La réservation est indispensable, en particulier au Girardin qui ne compte que dix-huit couverts. Le Restaurant Girardin sert du mardi au samedi, uniquement à dîner, de 19h00 à 20h45. La Brasserie Historique ouvre du mardi au samedi, de 12h00 à 13h30 et de 19h00 à 21h00. Les trois tables ferment le dimanche et le lundi.
Peut-on y organiser un événement ou dormir sur place ?

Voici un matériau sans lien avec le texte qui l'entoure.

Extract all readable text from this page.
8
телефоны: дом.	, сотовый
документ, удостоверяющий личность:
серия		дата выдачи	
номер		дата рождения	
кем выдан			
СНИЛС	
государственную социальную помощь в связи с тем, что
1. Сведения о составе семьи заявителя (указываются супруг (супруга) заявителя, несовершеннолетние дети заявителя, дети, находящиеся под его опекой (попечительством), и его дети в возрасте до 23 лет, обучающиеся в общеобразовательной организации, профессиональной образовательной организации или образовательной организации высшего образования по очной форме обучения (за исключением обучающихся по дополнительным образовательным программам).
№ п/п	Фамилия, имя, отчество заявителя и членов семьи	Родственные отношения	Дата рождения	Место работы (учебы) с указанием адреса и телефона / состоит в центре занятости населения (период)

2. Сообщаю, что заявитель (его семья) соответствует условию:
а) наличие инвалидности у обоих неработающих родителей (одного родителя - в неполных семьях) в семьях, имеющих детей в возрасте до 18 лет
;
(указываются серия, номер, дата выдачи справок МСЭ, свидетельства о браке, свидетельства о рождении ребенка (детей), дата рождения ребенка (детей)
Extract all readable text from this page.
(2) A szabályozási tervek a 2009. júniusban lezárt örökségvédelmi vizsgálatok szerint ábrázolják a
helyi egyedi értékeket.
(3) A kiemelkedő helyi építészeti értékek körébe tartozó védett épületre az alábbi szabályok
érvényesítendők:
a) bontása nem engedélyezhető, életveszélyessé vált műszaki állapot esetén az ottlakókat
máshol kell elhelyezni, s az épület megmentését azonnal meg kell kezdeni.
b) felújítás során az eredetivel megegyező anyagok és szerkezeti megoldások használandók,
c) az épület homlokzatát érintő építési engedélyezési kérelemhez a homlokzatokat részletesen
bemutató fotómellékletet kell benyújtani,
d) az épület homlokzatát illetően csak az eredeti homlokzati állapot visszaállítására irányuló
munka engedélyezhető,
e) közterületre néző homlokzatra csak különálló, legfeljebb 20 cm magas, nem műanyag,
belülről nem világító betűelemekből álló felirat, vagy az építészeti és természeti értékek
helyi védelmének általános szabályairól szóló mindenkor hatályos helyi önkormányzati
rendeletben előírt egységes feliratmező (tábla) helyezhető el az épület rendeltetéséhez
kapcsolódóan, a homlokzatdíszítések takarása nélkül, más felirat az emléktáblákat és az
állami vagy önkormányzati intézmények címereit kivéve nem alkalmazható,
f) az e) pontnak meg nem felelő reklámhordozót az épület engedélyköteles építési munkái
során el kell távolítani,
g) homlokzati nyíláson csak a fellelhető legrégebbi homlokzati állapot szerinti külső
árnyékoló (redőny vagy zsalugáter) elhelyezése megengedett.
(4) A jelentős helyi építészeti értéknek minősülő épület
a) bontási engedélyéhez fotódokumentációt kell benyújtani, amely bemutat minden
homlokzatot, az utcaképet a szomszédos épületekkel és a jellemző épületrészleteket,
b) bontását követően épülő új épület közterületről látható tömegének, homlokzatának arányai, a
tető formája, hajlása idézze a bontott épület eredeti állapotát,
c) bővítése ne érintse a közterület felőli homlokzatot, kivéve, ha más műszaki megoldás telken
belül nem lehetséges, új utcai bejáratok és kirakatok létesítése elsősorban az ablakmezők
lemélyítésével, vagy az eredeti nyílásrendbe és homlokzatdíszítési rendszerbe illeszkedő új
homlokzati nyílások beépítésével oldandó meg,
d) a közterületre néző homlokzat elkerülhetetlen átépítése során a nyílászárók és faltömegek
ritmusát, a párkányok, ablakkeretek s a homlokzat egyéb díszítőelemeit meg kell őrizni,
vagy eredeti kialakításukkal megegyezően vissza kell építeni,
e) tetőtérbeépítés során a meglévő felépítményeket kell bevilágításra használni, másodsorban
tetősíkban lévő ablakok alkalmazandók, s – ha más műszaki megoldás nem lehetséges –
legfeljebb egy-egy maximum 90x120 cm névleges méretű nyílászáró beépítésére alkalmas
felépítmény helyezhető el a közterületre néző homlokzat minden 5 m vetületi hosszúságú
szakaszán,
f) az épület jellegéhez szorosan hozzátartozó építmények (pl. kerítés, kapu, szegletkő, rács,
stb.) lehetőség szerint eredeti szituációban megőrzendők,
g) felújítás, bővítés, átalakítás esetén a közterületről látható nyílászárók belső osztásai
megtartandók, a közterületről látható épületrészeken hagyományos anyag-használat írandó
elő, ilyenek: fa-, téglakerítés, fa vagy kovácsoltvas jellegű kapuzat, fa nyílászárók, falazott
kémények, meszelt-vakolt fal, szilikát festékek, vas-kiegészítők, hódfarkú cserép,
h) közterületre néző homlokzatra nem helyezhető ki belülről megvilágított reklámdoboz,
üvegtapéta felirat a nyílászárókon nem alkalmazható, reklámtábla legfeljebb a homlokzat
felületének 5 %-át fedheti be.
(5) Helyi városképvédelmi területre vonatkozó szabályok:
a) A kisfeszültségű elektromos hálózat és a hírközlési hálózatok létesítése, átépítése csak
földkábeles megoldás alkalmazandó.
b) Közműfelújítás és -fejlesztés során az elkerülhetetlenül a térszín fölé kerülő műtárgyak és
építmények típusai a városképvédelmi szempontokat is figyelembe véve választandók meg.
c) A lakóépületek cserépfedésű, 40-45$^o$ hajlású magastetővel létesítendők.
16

Les deux. La maison est un hôtel Relais & Châteaux de vingt et une chambres et dispose d’espaces dédiés aux séminaires et événements privés. Elle propose également des coffrets cadeaux et des formules à emporter.
Conclusion
La Maison des Têtes est l’une des rares adresses où l’on peut choisir son niveau d’engagement. Derrière une façade de 1609 constellée de 106 têtes sculptées, la maison abrite un hôtel Relais & Châteaux et trois tables aux ambitions distinctes, du menu du jour à 29,00 € au repas gastronomique de sept services. Le Restaurant Girardin, table étoilée de la maison, en constitue le sommet.
Quatre marqueurs à retenir : les menus dégustation d’Éric Girardin, entièrement construits autour du terroir alsacien ; le munster « gonflé » au marc de gewürztraminer, sa relecture la plus commentée ; la choucroute huit garnitures et le baeckaoffa de la Winstub Bartholdi ; et, à la Brasserie, la mousse soufflée chaude au chocolat qui traverse les années sans bouger de la carte.
Pour une première visite, deux itinéraires. Le plus abordable : un déjeuner à la Brasserie Historique dans la cour au grès rose, autour du menu du jour, ou une soirée à la winstub avec escargots de la Weiss, baeckaoffa et forêt-noire. Le plus mémorable : une table au Girardin, sur réservation anticipée, pour le Menu Sensitif ou le Menu Végétal. Dans les deux cas, réservez tôt — dix-huit couverts au gastronomique, et une ville prise d’assaut dès l’ouverture des marchés de Noël.